There is something antediluvian about world’s fairs. They still exist — one will open in Milan this May — but the concept sometimes feels from another time. The last world’s fair in the United States was held over 30 years ago in New Orleans, and was considered a failure; the more successful fair in Knoxville two years earlier reported a princely profit of $57. Though international events like the Olympics and the Venice Biennale share some similarities with world’s fairs, they still seem more appropriate to the times of Baudelaire and Zola, or at least Asimov and Disney.
On the 100th anniversary of the opening of the Panama-Pacific International Exposition (PPIE) in San Francisco, I visited City Rising: San Francisco and the 1915 World’s Fair at the California Historical Society to search for an answer to why world’s fairs feel so antiquated today. City Rising explores the exposition from its emergence out the rubble of the 1906 earthquake to its demolition in 1916, making use of ephemera, posters, photographs, and even a large-scale reproduction of the fair grounds.
I brought with myself to the exhibition assumptions of national image-building and a narrative about the heroism of industrialism and imperialism. These assumptions were certainly substantiated, but City Rising helps make sense of the tenuousness of this narrative and how it relates to the contemporary condition.
Ostensibly a celebration of the completion of the Panama Canal — an imperial project that overcame malaria, yellow fever, and geography — the exposition more broadly honored the greatness of the United States. A fair poster by Perham Wilhelm Nahl, titled The Thirteenth Labor of Hercules (1915), almost comically suggests that building the exposition was on par with Hercules slaying the Hydra or capturing Cerberus. In the poster, a naked man, washed with muscles, props himself against an enormous canyon wall, moving earth to reveal the “jewel city,” as the PPIE was known.

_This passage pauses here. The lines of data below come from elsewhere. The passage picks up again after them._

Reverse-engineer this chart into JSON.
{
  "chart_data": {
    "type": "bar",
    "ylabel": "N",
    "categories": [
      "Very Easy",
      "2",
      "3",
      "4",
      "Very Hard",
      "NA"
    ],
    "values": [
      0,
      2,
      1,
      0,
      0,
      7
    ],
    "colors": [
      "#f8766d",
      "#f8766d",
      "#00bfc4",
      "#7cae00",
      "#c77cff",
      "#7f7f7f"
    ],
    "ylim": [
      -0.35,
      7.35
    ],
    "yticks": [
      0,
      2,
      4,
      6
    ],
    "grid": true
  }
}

A triptych of photographic panoramas documents how the site of the fair looked before, during, and after construction (1912-1915). Viewers see the barren flatlands of Harbor View — now the Marina District — transformed into a beaux-arts metropolis. Part of the land the exposition sat on was once an Ohlone trading village, but by February 1915 it resembled more of a Potemkin village. Though The Thirteenth Labor, the grandiose architecture, and the Hellenic statuary gesture towards confidence and power, there is an air of something desperate in the documentation of the fair. The bluster and pomp hints at the need for a young nation to prove its worth to others, as if it is unsure itself.